Did you know that 76 percent of your garbage can be recycled? But too many people engage in "wishful recycling," putting any type of plastic or glass into curbside bins.

Here's what they're looking for at the Pinellas County Solid Waste facility on 28th Street — food and beverage containers (milk, juice box and chicken broth cartons); cans (soup, pet food, veggies); plastic jugs (milk, water, juice); paper products (newspaper, envelopes and other mail, cereal and tissue boxes, toilet and paper rolls, wrapping paper and cards); and cardboard (think Amazon).

All those products should be clean and dry and put into the bin separately to make it through machines that sort them and prepare them for the market. Those who buy recycled materials won't pay for contaminated loads. In other words, don't drop a half-empty peanut butter jar into a recycling bin.

The folks at the county "dump" help with lots of other disposables, too.

Residents can drop off, at no charge, items for the Household, Electronics and Chemical Collection Center.

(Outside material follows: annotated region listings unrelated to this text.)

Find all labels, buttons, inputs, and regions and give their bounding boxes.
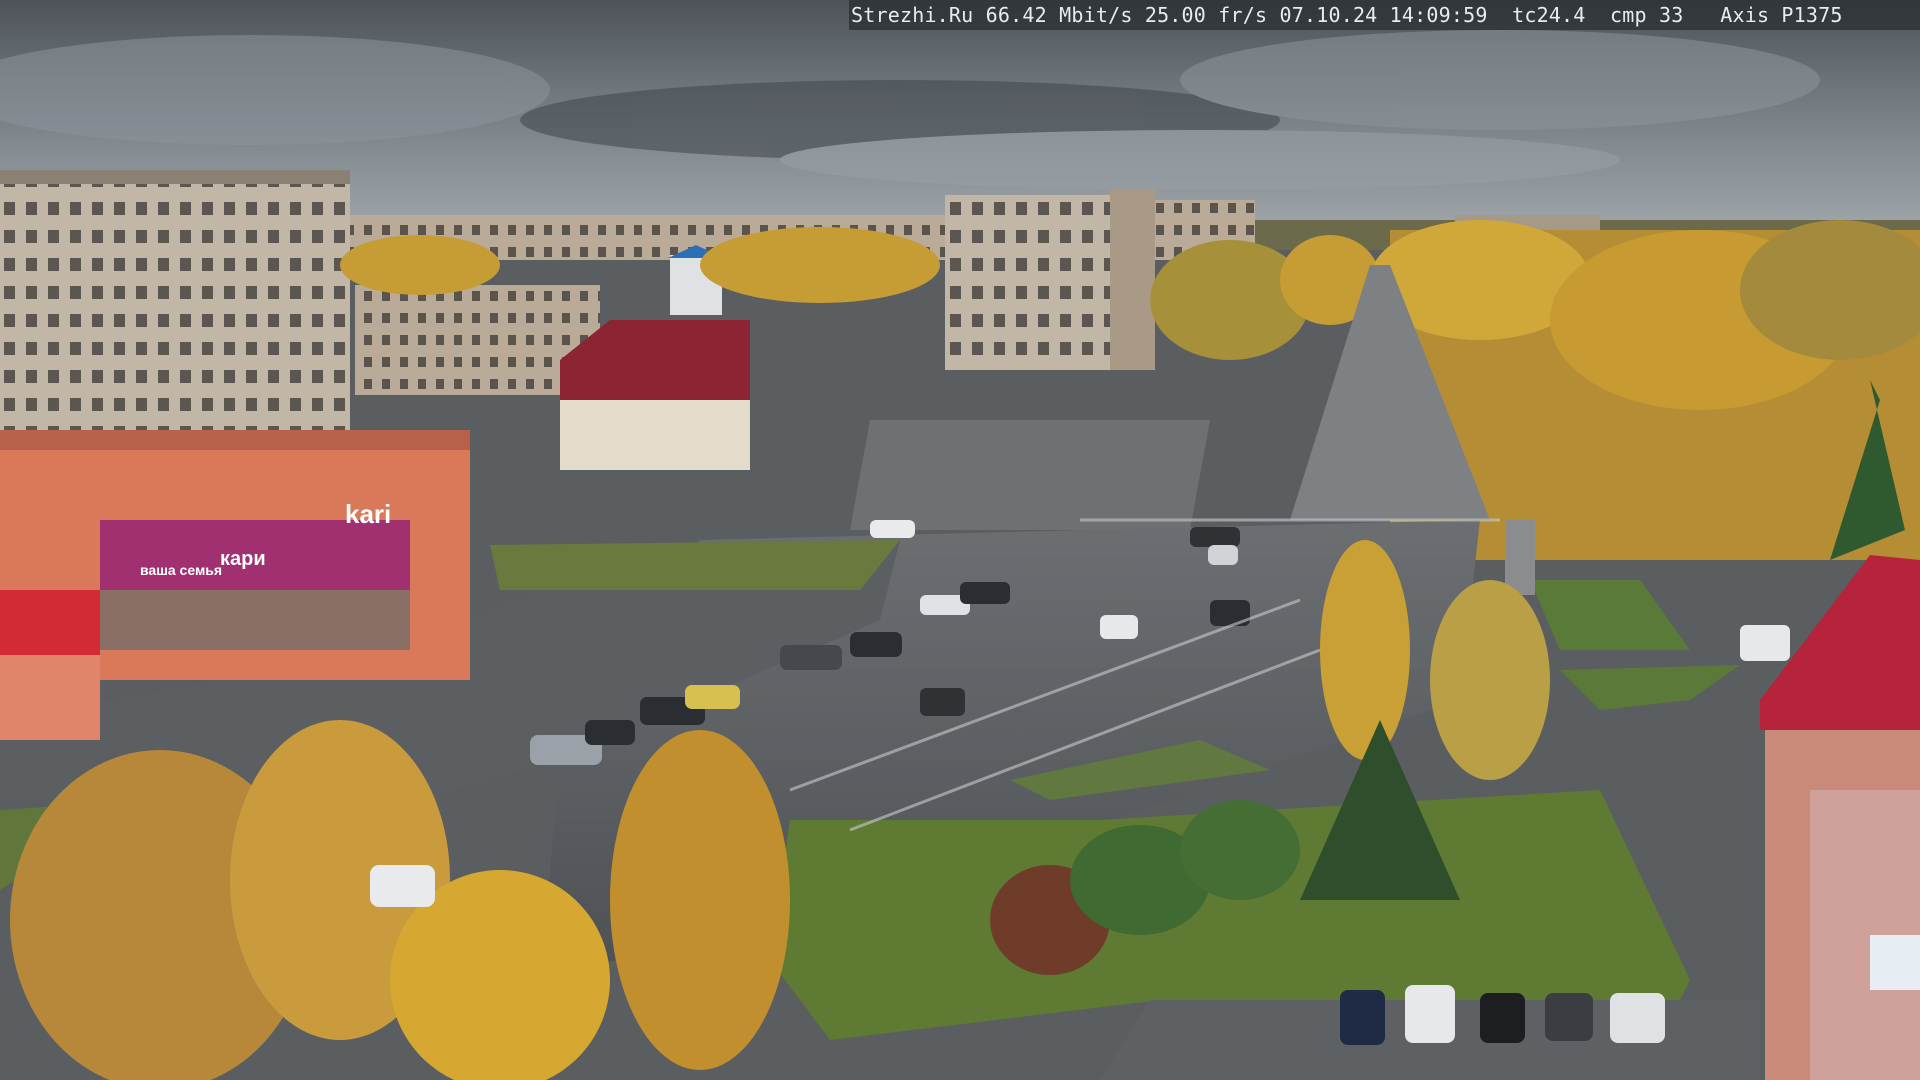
monument-base bbox=[1505, 520, 1535, 595]
car bbox=[960, 582, 1010, 604]
parked-car bbox=[1545, 993, 1593, 1041]
grass-left-square bbox=[490, 540, 900, 590]
overlay-camera-model: Axis P1375 bbox=[1720, 3, 1843, 27]
red-roof-house bbox=[560, 320, 750, 470]
car bbox=[1190, 527, 1240, 547]
kari-store-tagline: ваша семья bbox=[140, 562, 222, 578]
overlay-framerate: 25.00 fr/s bbox=[1144, 3, 1268, 27]
parked-car bbox=[870, 520, 915, 538]
overlay-bitrate: 66.42 Mbit/s bbox=[985, 3, 1133, 27]
overlay-datetime: 07.10.24 14:09:59 bbox=[1279, 3, 1488, 27]
parked-car bbox=[1405, 985, 1455, 1043]
car bbox=[1208, 545, 1238, 565]
parked-car bbox=[1340, 990, 1385, 1045]
overlay-site: Strezhi.Ru bbox=[851, 3, 974, 27]
car bbox=[780, 645, 842, 670]
parked-car bbox=[1480, 993, 1525, 1043]
plaza bbox=[850, 420, 1210, 530]
kari-store-logo: kari bbox=[345, 499, 391, 529]
overlay-compression: cmp 33 bbox=[1610, 3, 1684, 27]
camera-info-overlay: Strezhi.Ru 66.42 Mbit/s 25.00 fr/s 07.10… bbox=[849, 0, 1920, 30]
car bbox=[1100, 615, 1138, 639]
bush-green2 bbox=[1180, 800, 1300, 900]
overlay-temperature: tc24.4 bbox=[1512, 3, 1586, 27]
webcam-scene: kari кари ваша семья bbox=[0, 0, 1920, 1080]
car bbox=[850, 632, 902, 657]
parked-car bbox=[1610, 993, 1665, 1043]
car bbox=[920, 688, 965, 716]
car bbox=[685, 685, 740, 709]
car bbox=[370, 865, 435, 907]
car bbox=[585, 720, 635, 745]
kari-store-banner: кари bbox=[220, 548, 266, 570]
car bbox=[1740, 625, 1790, 661]
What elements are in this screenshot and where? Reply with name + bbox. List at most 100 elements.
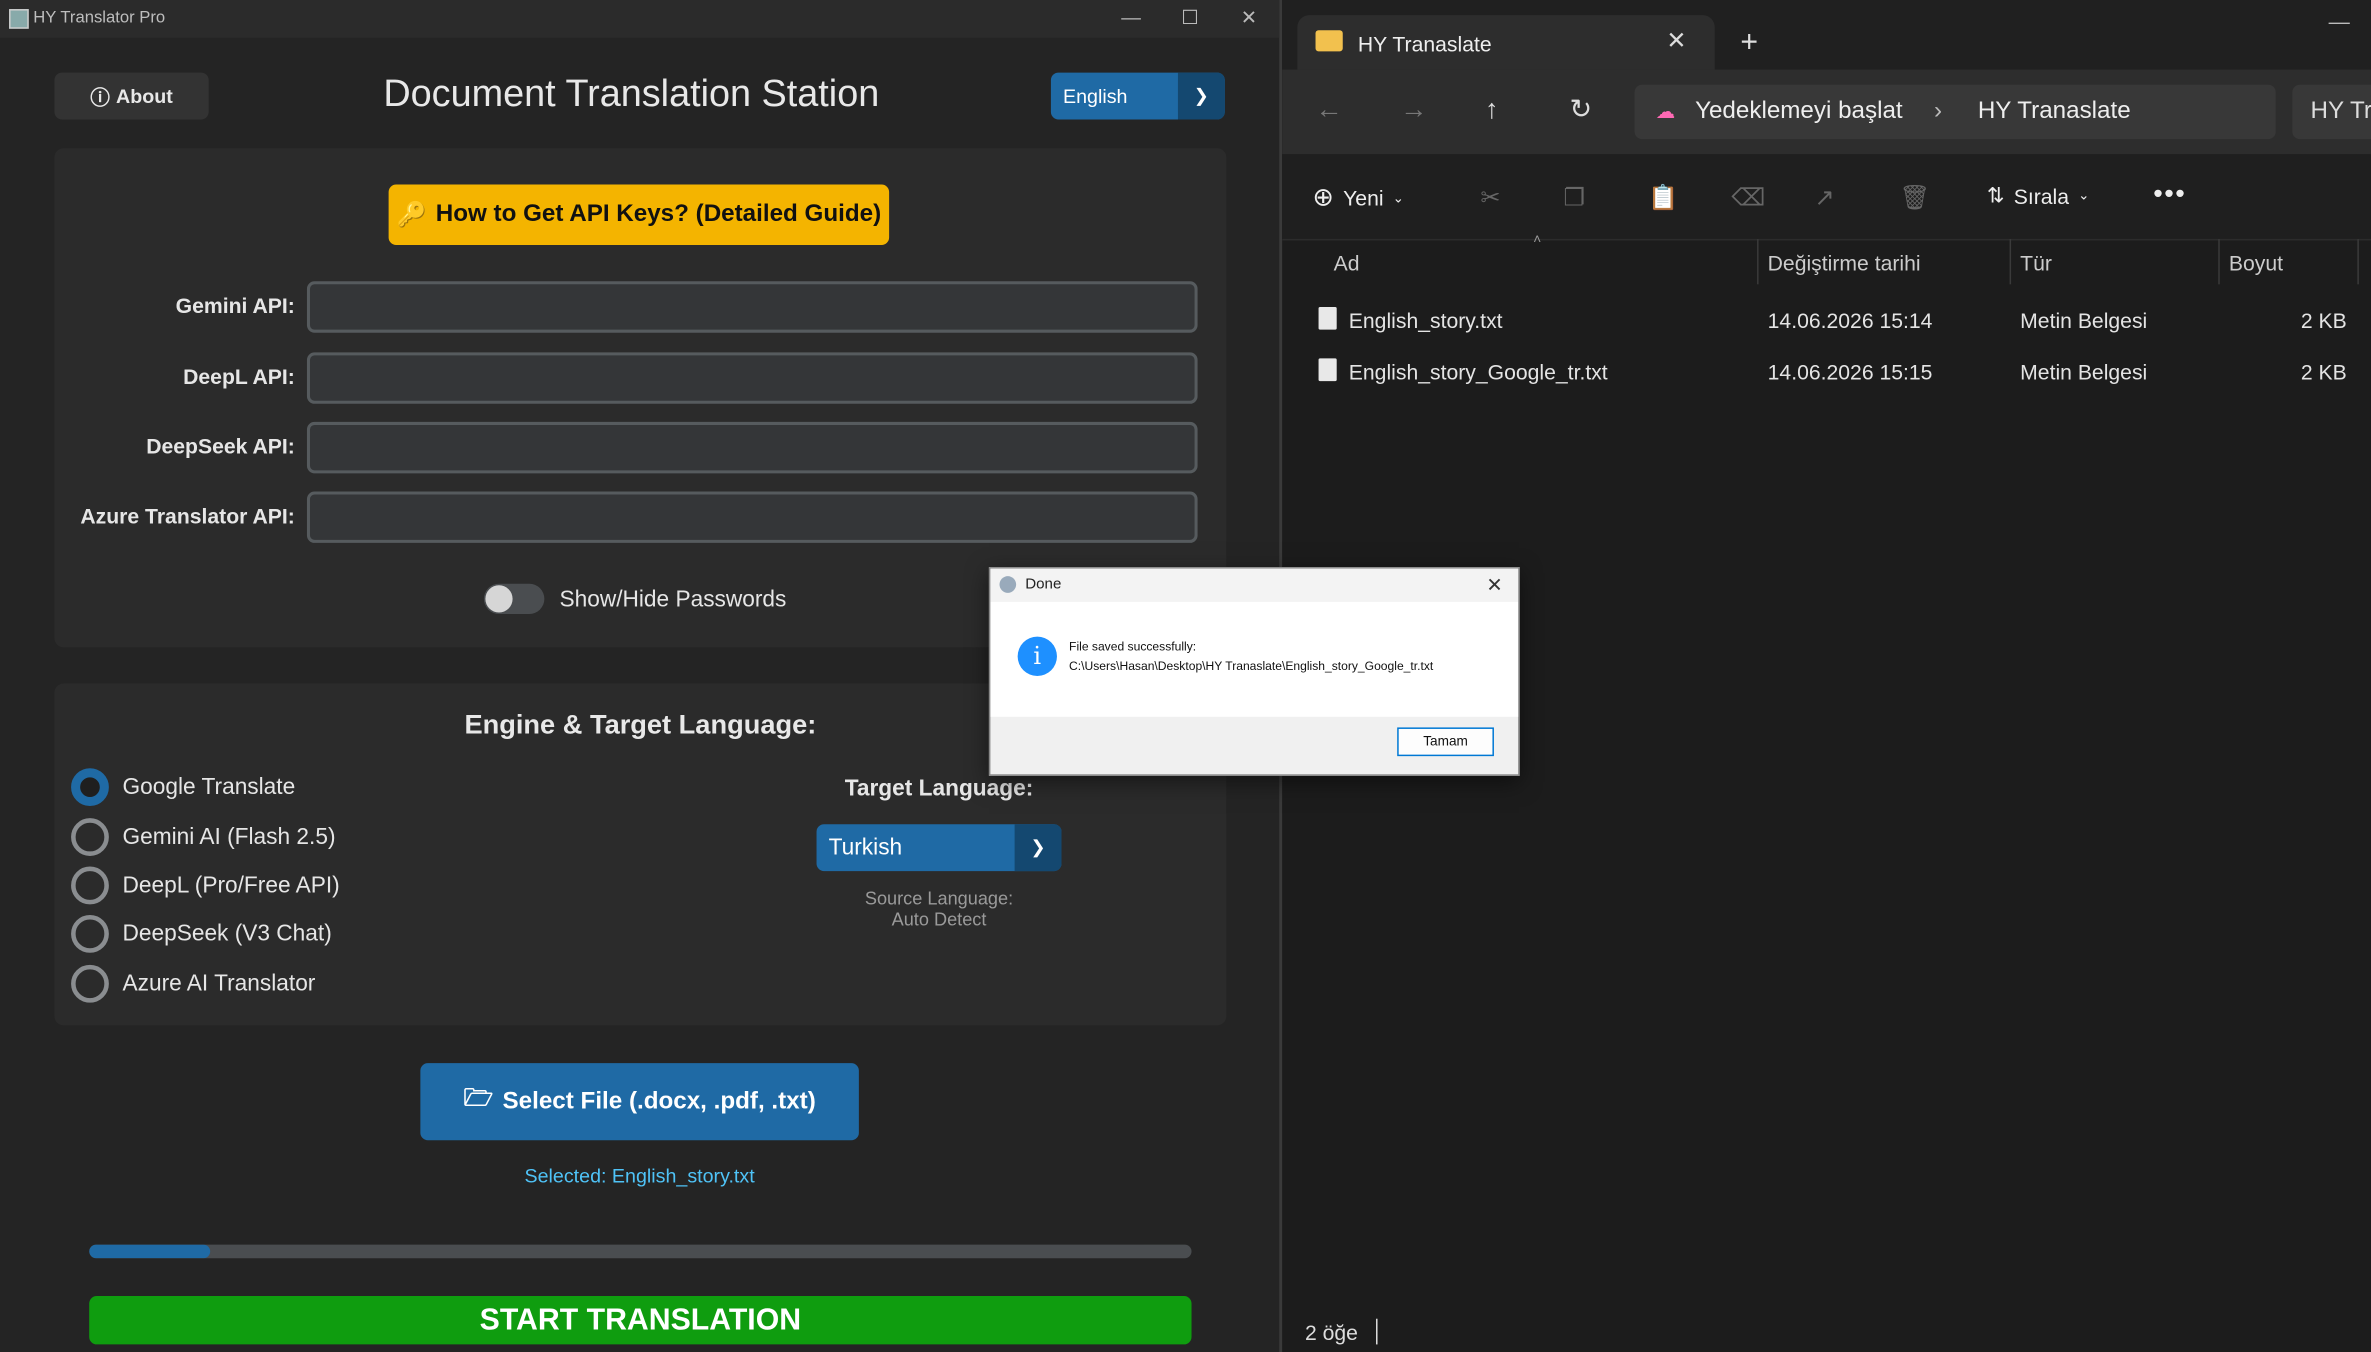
target-language-select[interactable]: Turkish ❯ (816, 824, 1062, 872)
search-box-text: HY Tra (2310, 98, 2371, 125)
progress-bar (89, 1244, 1192, 1259)
info-icon: ⓘ (90, 86, 110, 109)
radio-deepseek[interactable] (71, 914, 109, 953)
delete-icon[interactable]: 🗑 (1899, 183, 1930, 213)
sort-label: Sırala (2013, 183, 2070, 208)
file-size: 2 KB (2300, 308, 2347, 333)
sort-button[interactable]: ⇅ Sırala ⌄ (1987, 183, 2090, 209)
file-type: Metin Belgesi (2020, 308, 2148, 333)
maximize-icon[interactable]: ☐ (1167, 3, 1212, 33)
search-box[interactable]: HY Tra (2292, 84, 2371, 140)
about-button[interactable]: ⓘ About (54, 72, 209, 120)
deepseek-api-input[interactable] (306, 421, 1198, 474)
column-divider[interactable] (2357, 238, 2359, 285)
ui-language-select[interactable]: English ❯ (1050, 72, 1225, 120)
radio-deepl[interactable] (71, 866, 109, 905)
text-file-icon (1318, 358, 1337, 382)
copy-icon[interactable]: ❐ (1564, 183, 1586, 213)
file-name: English_story.txt (1348, 308, 1503, 333)
file-row[interactable]: English_story.txt 14.06.2026 15:14 Metin… (1282, 298, 2371, 343)
engine-label-google[interactable]: Google Translate (122, 774, 295, 800)
column-header-modified[interactable]: Değiştirme tarihi (1768, 251, 1921, 275)
target-language-label: Target Language: (844, 775, 1034, 802)
azure-api-input[interactable] (306, 491, 1198, 543)
back-icon[interactable]: ← (1316, 94, 1343, 126)
file-row[interactable]: English_story_Google_tr.txt 14.06.2026 1… (1282, 349, 2371, 394)
engine-label-azure[interactable]: Azure AI Translator (122, 971, 315, 997)
address-bar[interactable]: ☁ Yedeklemeyi başlat › HY Tranaslate (1634, 84, 2276, 140)
chevron-down-icon[interactable]: ❯ (1177, 72, 1225, 120)
show-passwords-label: Show/Hide Passwords (559, 586, 787, 613)
show-passwords-toggle[interactable] (483, 583, 545, 614)
column-header-name[interactable]: Ad (1334, 251, 1360, 275)
radio-gemini[interactable] (71, 818, 109, 856)
app-icon (9, 9, 29, 29)
deepl-api-input[interactable] (306, 352, 1198, 404)
breadcrumb-backup[interactable]: Yedeklemeyi başlat (1695, 98, 1903, 125)
close-icon[interactable]: ✕ (1226, 3, 1271, 33)
gemini-api-input[interactable] (306, 281, 1198, 333)
about-label: About (116, 84, 173, 108)
deepseek-api-label: DeepSeek API: (146, 434, 295, 459)
refresh-icon[interactable]: ↻ (1570, 94, 1593, 126)
explorer-tab[interactable]: HY Tranaslate ✕ (1297, 15, 1715, 70)
select-file-button[interactable]: 🗁 Select File (.docx, .pdf, .txt) (420, 1063, 859, 1141)
ok-button[interactable]: Tamam (1397, 727, 1494, 757)
text-file-icon (1318, 306, 1337, 330)
select-file-label: Select File (.docx, .pdf, .txt) (502, 1088, 816, 1114)
column-divider[interactable] (1757, 238, 1759, 285)
chevron-down-icon[interactable]: ❯ (1014, 824, 1062, 872)
file-modified: 14.06.2026 15:15 (1767, 359, 1933, 385)
up-icon[interactable]: ↑ (1485, 94, 1499, 126)
more-options-icon[interactable]: ••• (2153, 178, 2186, 210)
sort-ascending-icon: ˄ (1533, 231, 1542, 247)
engine-label-deepl[interactable]: DeepL (Pro/Free API) (122, 873, 339, 899)
breadcrumb-folder[interactable]: HY Tranaslate (1978, 98, 2131, 125)
column-divider[interactable] (2218, 238, 2220, 285)
share-icon[interactable]: ↗ (1815, 183, 1835, 213)
chevron-down-icon: ⌄ (2078, 187, 2090, 203)
new-button[interactable]: ⊕ Yeni ⌄ (1313, 183, 1405, 213)
app-window-title: HY Translator Pro (33, 9, 166, 28)
column-divider[interactable] (2009, 238, 2012, 285)
close-tab-icon[interactable]: ✕ (1666, 26, 1686, 56)
column-header-size[interactable]: Boyut (2229, 251, 2283, 275)
dialog-titlebar: Done ✕ (990, 568, 1519, 602)
radio-azure[interactable] (71, 964, 109, 1003)
radio-google-translate[interactable] (71, 768, 109, 807)
progress-fill (89, 1244, 211, 1259)
item-count: 2 öğe (1304, 1320, 1358, 1345)
api-guide-label: How to Get API Keys? (Detailed Guide) (435, 201, 882, 227)
minimize-icon[interactable]: — (2329, 9, 2350, 33)
page-title: Document Translation Station (383, 72, 880, 115)
app-titlebar: HY Translator Pro — ☐ ✕ (0, 0, 1280, 38)
new-label: Yeni (1343, 186, 1384, 211)
paste-icon[interactable]: 📋 (1648, 183, 1678, 213)
chevron-right-icon[interactable]: › (1934, 98, 1942, 125)
engine-label-deepseek[interactable]: DeepSeek (V3 Chat) (122, 921, 331, 947)
new-tab-icon[interactable]: + (1740, 26, 1758, 61)
folder-icon (1315, 30, 1343, 52)
column-header-type[interactable]: Tür (2020, 251, 2052, 275)
dialog-title: Done (1025, 576, 1062, 593)
source-language-info: Source Language: Auto Detect (817, 888, 1062, 930)
file-size: 2 KB (2300, 359, 2347, 385)
engine-label-gemini[interactable]: Gemini AI (Flash 2.5) (122, 824, 335, 850)
file-modified: 14.06.2026 15:14 (1767, 308, 1933, 333)
api-guide-button[interactable]: 🔑 How to Get API Keys? (Detailed Guide) (388, 184, 890, 245)
rename-icon[interactable]: ⌫ (1731, 183, 1765, 213)
gemini-api-label: Gemini API: (175, 293, 295, 318)
selected-file-text: Selected: English_story.txt (524, 1164, 755, 1188)
cloud-backup-icon: ☁ (1655, 99, 1676, 123)
explorer-tabstrip: HY Tranaslate ✕ + — (1282, 0, 2371, 70)
cut-icon[interactable]: ✂ (1480, 183, 1500, 213)
minimize-icon[interactable]: — (1108, 3, 1153, 33)
folder-open-icon: 🗁 (463, 1085, 494, 1112)
ui-language-value: English (1063, 84, 1128, 108)
app-icon (999, 576, 1017, 593)
dialog-message: File saved successfully: (1069, 639, 1197, 654)
azure-api-label: Azure Translator API: (80, 503, 295, 528)
forward-icon[interactable]: → (1400, 94, 1427, 126)
start-translation-button[interactable]: START TRANSLATION (89, 1296, 1192, 1345)
close-icon[interactable]: ✕ (1486, 573, 1502, 597)
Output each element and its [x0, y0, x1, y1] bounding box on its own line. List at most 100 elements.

There's also a free Swap Shop, where you can grab something someone else threw out.

Bring in tree branches, leaves, brush and grass clippings, and the facility will turn it into mulch, again without a fee.

The solid waste department also runs an artificial reef program, with 43 inshore and offshore reefs built from discarded items such as concrete pipes or steel beams carefully placed on the bottom of the Gulf of Mexico.

In addition, garbage is used as fuel in the county facility's power plant. This "waste-to-energy" process generates enough electricity to power 45,000 homes a day. Stormwater is collected on the 703 acres and used to cool the turbines in the energy process. Metals recovered from the ash are later recycled, and what's left is used as landfill cover. Trash volume is reduced by 90 percent when burned.

"Our message here is you reduce, reuse, recycle, and then we recover," said Sara Herzig, program assistant at the 28th Street facility. "So here at Solid Waste, we try to support a lot of recycling and reduction programs. And then the waste that's left over afterwards is what we want to take here and properly manage."

The proceeds from the operation help sustain it, so the facility receives no government funding. And the work goes on 24 hours a day.


Do's and don'ts in your curbside container:

• Place items separately, never in plastic bags. They get stuck in the sorting machinery.

• Keep lids on containers.

• No pizza boxes, because items must be clean.

• No straws.

• No Christmas lights or ribbon, rope and hoses, because they can get tangled in the machinery.

• No paper or cards with foil or glitter.

• No glass cups, mirrors or serving ware.

• When in doubt, throw it out.

Recycling other items:

• Grocery stores accept paper and plastic grocery bags, paper towel plastic wrapping and clean take-out styrofoam containers and egg cartons.

• Home improvement stores take florescent light bulbs.

• Police stations accept medications.